Formalmente existen, sí, instituciones públicas y privadas que en Uruguay invierten cada año en propuestas culturales por las vías del concurso. Pero estas prestaciones generalmente no tienen la posibilidad monetaria de abarcar la cantidad de proyectos que exceden sus agendas políticas o institucionales, obligando al artista a tender a la independencia, o a funcionar como aparato mensajero en la persecución de un algoritmo tan burocrático como rudimentario.

Estos temas se problematizan aún más desde el lanzamiento del bachillerato artístico en 2010, del que ya egresaron doce tandas de generaciones interesadas en alguna arista del arte. Intuitivamente, siempre podremos apelar a decir que la intención de un proyecto semejante es la de promocionar la cultura. Sin embargo, sin una plataforma preparada para recibir a las nuevas generaciones, nuestro sector artístico se privatizó, llenándose con suerte de pequeñas pymes en un medio sobrepoblado.

Así, nos enfrentamos a un medio artístico con una abundancia de formación que no tiene las herramientas para vertebrar su materia prima, en este caso, los individuos que se propuso capacitar.

Al tener pocas instituciones públicas de formación artística y con presupuestos bajísimos, éstas tendieron por obligación desde sus inicios al elitismo.
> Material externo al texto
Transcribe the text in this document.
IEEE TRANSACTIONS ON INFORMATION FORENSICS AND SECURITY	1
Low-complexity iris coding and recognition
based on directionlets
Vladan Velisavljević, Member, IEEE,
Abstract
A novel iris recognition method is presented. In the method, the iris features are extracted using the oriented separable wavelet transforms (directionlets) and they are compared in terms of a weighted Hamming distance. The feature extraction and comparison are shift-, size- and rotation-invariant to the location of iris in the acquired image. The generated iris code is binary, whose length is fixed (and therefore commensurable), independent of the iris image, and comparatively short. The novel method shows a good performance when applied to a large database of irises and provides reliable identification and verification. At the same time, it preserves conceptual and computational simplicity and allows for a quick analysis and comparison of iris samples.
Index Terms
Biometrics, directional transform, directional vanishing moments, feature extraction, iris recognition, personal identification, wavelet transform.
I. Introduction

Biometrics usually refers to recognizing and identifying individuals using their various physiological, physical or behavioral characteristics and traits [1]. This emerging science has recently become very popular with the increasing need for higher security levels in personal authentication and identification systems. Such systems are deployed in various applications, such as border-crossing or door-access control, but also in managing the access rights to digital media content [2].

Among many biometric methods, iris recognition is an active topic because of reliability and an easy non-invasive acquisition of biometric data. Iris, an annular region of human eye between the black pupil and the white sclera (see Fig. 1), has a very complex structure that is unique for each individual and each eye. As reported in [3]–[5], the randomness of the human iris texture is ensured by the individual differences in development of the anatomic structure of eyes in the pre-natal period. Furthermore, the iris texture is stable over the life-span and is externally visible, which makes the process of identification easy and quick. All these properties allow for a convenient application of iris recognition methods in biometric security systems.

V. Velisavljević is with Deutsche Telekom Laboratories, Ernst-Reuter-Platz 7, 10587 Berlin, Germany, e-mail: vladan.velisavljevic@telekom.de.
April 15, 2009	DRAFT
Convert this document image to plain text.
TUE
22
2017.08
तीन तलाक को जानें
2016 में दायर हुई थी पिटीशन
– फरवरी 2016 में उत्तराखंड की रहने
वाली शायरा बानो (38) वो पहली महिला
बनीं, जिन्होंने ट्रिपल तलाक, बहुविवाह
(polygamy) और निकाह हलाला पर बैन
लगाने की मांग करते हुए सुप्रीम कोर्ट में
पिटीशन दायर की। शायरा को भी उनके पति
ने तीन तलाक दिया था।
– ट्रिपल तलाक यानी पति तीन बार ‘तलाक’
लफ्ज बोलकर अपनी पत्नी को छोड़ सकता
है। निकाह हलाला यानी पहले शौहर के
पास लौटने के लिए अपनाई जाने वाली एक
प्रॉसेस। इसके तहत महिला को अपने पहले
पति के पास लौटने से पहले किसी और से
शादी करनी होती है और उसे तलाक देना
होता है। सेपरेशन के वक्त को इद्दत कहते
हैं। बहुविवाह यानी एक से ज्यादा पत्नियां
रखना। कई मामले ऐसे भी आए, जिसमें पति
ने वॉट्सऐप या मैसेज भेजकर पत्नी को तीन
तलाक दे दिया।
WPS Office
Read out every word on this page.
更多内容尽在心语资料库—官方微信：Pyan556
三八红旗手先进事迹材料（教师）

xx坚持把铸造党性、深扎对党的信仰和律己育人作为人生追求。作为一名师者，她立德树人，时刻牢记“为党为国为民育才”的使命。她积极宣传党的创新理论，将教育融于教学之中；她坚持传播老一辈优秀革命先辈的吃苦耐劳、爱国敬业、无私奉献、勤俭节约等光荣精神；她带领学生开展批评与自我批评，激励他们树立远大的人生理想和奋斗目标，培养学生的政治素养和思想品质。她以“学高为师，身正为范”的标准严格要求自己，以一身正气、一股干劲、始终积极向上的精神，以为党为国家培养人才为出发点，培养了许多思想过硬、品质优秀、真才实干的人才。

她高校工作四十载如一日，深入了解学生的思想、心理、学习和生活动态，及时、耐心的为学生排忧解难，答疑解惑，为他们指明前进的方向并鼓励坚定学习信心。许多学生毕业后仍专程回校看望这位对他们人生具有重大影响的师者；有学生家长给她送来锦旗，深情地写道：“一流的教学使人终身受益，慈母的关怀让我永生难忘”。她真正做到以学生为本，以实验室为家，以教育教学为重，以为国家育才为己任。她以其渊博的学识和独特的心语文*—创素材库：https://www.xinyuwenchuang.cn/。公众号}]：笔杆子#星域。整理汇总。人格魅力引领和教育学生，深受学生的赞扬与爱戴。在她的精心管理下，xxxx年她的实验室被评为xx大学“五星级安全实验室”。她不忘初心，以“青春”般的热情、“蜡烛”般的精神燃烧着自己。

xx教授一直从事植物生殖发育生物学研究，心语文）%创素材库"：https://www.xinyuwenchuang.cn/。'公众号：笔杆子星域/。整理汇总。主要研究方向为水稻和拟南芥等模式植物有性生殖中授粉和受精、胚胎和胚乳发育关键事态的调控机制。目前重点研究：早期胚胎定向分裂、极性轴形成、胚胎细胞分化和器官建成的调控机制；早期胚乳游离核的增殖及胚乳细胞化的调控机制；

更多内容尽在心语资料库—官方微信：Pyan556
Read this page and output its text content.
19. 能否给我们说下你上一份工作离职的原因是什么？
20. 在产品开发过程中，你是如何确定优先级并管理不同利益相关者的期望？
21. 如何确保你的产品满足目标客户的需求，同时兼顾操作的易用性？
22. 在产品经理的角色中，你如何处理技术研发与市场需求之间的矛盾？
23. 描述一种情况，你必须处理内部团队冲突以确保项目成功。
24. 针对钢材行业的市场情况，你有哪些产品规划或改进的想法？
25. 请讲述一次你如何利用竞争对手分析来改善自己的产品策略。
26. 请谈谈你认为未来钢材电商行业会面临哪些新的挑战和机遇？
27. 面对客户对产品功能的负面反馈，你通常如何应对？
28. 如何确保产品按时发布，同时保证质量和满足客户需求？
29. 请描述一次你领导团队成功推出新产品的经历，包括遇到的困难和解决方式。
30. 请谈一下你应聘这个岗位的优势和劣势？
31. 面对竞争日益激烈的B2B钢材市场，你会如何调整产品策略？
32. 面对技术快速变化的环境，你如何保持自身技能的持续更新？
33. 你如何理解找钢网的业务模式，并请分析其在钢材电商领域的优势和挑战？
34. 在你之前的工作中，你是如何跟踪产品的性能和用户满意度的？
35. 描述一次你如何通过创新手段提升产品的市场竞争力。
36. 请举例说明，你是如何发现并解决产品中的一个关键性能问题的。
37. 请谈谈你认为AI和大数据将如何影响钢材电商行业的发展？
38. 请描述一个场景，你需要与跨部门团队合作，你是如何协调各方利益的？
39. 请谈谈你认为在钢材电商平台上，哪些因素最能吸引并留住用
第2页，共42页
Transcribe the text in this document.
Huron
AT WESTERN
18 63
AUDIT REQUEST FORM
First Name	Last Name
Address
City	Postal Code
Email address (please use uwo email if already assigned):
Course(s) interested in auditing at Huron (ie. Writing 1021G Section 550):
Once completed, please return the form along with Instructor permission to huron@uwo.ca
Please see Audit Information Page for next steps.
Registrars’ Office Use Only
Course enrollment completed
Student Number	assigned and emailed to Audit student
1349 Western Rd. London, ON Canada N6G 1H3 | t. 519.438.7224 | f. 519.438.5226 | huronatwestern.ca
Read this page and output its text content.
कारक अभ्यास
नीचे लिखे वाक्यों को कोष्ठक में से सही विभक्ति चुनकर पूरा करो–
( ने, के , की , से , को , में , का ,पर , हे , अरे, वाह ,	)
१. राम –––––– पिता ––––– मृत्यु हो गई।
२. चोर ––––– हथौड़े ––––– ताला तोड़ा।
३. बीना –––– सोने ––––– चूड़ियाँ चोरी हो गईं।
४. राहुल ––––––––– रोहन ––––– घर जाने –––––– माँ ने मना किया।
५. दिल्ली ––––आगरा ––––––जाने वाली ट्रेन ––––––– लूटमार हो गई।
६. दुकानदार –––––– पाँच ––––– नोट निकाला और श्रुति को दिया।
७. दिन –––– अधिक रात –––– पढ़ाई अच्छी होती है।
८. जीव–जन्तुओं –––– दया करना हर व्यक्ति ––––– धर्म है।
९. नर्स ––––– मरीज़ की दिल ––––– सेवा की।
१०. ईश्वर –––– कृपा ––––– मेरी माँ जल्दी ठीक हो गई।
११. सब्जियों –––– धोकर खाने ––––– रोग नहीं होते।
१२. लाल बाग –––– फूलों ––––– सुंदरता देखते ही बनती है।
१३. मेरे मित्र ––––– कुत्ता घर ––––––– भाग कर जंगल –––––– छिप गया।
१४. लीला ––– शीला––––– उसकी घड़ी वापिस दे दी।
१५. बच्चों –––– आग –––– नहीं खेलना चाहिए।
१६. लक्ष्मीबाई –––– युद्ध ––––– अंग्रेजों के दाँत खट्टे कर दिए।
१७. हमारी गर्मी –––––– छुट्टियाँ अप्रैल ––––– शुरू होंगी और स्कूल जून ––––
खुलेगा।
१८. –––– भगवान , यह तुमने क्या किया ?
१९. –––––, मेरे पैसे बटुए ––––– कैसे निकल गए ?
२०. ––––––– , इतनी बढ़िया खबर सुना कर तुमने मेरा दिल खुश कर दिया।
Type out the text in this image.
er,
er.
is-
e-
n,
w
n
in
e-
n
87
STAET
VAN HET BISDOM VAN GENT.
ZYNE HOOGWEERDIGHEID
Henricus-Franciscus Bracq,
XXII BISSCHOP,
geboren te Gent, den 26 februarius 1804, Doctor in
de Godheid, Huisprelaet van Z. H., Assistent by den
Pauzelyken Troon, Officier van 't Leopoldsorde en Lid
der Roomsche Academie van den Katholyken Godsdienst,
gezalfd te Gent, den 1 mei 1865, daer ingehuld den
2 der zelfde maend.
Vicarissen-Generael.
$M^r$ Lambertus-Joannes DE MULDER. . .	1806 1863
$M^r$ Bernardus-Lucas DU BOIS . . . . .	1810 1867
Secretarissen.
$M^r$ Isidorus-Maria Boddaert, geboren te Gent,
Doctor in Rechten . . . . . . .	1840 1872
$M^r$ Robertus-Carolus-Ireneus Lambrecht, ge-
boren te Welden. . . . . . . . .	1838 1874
Los cupos de la Escuela Municipal de Música, de la Escuela Universitaria de Música, o de la Escuela Multidisciplinaria de Arte Dramático son tan acotados que exigen aptitudes o conocimientos previos, excluyendo estudiantes según rangos etarios y admitiendo según pruebas de ingreso. Por tanto, se rigen según ese aspecto del clasismo al que suele nombrarse —eludiendo la culpa de clase— como meritocracia. Actualmente, económicamente asfixiadas, aunque se lo propusieran no podrían ampliar sus cupos, espantando u obligando a aquellas personas que quieran acercarse a un rubro, a inclinarse ―si es que pueden― a un ámbito privado que de esta situación sacó provecho. Cosa poco cuestionable, ya que quienes están a cargo de estas instituciones son casi que homogéneamente artistas que distinguieron la oportunidad y se la pudieron permitir. Así, nos enfrentamos a un medio con una abundancia de formación que no tiene las herramientas para vertebrar su materia prima ―en este caso los individuos que se propuso capacitar―, dejándolos a estos desamparados de oportunidades laborales que tengan que ver con el área para la que se formaron, arrojándolos a la docencia ―para que continúen el ciclo― o, muchas veces, obligándolos a sobrevivir como mano de obra no calificada.

En estas condiciones, el arte será pensado como hobbie o hasta como terapia, y cualquiera que haga un curso —sin importar sus trabajos o su obra— estará capacitado para enseñar. Cualquiera que mire una cartelera se abrumará y terminará en la muestra de fin de año de un coro. Y eso hará que eventualmente —mientras esperamos como uruguayos— los jóvenes se aburran, e, influenciados por el extranjero, acudiendo a los medios digitales, se desliguen completamente de las instituciones nacionales bajo una falsa idea de independencia.

Agustín Luque es actor y director de teatro.